Octobre 2010 Editorial

A Education Santé, nous aimons bien le Jury d’éthique publicitaire, qui, avec une constance remarquable, affirme depuis longtemps contribuer activement à moraliser la communication publicitaire dans notre pays. C’est donc avec plaisir que nous reproduisons ci-dessous le communiqué témoignant de la reconnaissance des efforts du Jury à leur juste valeur…
La Fédération Inter-environnement Wallonie a choisi d’attribuer son Chardon 2010 au Jury d’éthique publicitaire (JEP).
Le JEP est l’organe d’auto-discipline du secteur de la publicité en Belgique. «Auto-discipline», le mot est lâché… Cet «auto» – on pourrait tout aussi bien dire «auto-régulation» ou «auto-contrôle» – caractérise en effet le fonctionnement de cette structure et symbolise son parti pris.
Composé pour moitié de membres issus du secteur lui-même, le Jury apparaît à l’heure actuelle incapable d’assurer un encadrement efficace de ses pratiques. Dur dur de fixer des règles, de contrôler leur bonne application et, le cas échéant, de se punir soi-même en toute impartialité… Nous en voulons pour exemple la problématique de l’affichage des émissions de CO2 sur les publicités pour les véhicules automobiles.
Petit rappel de la situation. La Directive européenne 1999/94/CE impose que les publicités pour les voitures affichent les émissions de CO2 de manière aussi lisible et visible que la partie principale de l’annonce. Transcrite en Droit belge par l’Arrêté Royal du 5 septembre 2001, cette règle, pourtant simple, était allègrement bafouée par les annonceurs qui, dans 99 % des cas, omettaient tout simplement de mentionner cette information. Face à ce constat, des centaines de plaintes ont été déposées par les consommateurs belges dans le cadre de la campagne européenne «Affichez le CO2», portée par des associations de protection de l’environnement. Cette avalanche de plaintes n’est pas restée sans effet mais ceux-ci ne furent malheureusement pas ceux que l’on était en droit d’espérer. Car plutôt que de veiller à ce que la législation existante soit correctement respectée, le JEP et la FEBIAC (Fédération belge de l’industrie automobile et du cycle) ont décidé de mettre à jour le code d’auto-régulation de cette dernière… en s’écartant allègrement des prescrits du texte européen.
Ainsi donc, le secteur s’est arrogé le droit non seulement de bafouer pendant plus de 8 ans un texte contraignant mais aussi, au moment où ce manquement était publiquement révélé, d’interpréter la Loi à sa manière! Cerise sur le gâteau, même ce code d’auto-régulation FEBIAC n’est pas respecté par les annonceurs : plus de 90 % des plaintes déposées depuis son entrée en vigueur ont été reconnues comme recevables, les annonces concernées étant en infraction par rapport au code et, a fortiori, par rapport à l’Arrêté Royal de 2001. Mais compte tenu du caractère éphémère de la publicité et de la durée des procédures du JEP, les campagnes sont le plus souvent terminées lorsque leur caractère illégal est reconnu…

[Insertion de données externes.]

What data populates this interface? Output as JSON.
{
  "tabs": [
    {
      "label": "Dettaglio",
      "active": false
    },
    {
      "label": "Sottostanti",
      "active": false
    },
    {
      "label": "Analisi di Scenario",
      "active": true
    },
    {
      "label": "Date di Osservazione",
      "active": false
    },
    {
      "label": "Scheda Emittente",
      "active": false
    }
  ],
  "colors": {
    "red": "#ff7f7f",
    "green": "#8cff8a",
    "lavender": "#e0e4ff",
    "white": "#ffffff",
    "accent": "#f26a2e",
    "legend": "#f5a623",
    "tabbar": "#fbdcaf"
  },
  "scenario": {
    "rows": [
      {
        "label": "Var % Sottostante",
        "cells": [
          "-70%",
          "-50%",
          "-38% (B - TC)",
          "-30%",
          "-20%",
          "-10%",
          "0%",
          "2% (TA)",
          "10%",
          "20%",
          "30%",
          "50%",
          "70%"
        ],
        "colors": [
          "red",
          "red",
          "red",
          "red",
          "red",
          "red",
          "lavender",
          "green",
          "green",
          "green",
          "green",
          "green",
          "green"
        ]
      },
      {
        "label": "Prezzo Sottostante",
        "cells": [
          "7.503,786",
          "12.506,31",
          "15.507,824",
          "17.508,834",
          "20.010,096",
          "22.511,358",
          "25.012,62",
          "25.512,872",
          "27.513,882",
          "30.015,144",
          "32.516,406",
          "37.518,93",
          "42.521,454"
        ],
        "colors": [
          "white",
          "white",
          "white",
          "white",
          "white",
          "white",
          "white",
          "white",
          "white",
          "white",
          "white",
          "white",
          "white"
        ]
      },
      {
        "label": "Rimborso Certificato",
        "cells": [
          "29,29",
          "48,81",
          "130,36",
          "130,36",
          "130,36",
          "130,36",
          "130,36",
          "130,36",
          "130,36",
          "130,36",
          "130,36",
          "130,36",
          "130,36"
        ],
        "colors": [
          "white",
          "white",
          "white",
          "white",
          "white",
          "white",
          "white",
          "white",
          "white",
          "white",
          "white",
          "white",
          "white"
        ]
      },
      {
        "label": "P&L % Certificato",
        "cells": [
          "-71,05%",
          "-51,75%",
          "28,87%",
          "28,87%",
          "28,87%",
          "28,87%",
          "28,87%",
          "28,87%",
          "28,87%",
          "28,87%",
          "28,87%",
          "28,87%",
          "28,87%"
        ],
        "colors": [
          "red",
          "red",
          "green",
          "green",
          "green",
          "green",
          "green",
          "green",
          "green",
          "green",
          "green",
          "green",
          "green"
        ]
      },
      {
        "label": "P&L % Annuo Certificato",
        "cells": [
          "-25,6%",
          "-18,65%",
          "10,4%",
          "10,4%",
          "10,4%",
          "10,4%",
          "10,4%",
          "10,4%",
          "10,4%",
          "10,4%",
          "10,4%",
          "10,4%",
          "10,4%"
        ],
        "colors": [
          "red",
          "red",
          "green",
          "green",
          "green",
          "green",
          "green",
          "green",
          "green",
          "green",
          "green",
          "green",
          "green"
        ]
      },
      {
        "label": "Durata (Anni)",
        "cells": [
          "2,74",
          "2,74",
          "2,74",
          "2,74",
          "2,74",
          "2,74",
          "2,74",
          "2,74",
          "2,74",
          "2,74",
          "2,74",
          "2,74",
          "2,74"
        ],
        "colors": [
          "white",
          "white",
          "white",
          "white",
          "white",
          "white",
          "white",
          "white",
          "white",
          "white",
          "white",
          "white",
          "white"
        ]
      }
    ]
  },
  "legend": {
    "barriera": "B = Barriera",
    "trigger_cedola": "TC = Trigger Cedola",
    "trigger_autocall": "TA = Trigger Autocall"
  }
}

Prôner l’auto-régulation c’est bien; identifier les infractions sur base des plaintes déposées par les consommateurs c’est bien également; mais veiller au respect des législations en amont (soit avant diffusion de la campagne) cela serait beaucoup mieux! Le JEP, manifestement, n’y arrive pas. Il s’obstine pourtant à combattre l’instauration d’un Observatoire indépendant de la publicité préconisée par le Conseil fédéral du Développement durable et actée dans les plans fédéraux du Développement durable.
L’autre reproche que nous formulons à l’égard du JEP et, par son intermédiaire, au secteur publicitaire dans son ensemble, concerne ses pratiques en matière d’allégations environnementales. Le «vert» est à la mode et les termes «durable» ou «écologique» sont de plus en plus utilisés en publicité. Mais cette utilisation de l’argument environnemental est très souvent abusive. Elle induit alors le consommateur en erreur sur ce qu’est réellement une consommation respectueuse de l’environnement et permet aux entreprises de s’offrir à bon compte une image vertueuse. Or, le JEP ne réagit pas face à cette situation. Pire, il bloque les initiatives politiques visant à remédier au problème via la révision du Code de la publicité écologique.
Ce Chardon a donc pour nous valeur de signal d’alarme face à une situation compromettant l’indispensable remise en cause de nos modes de consommation.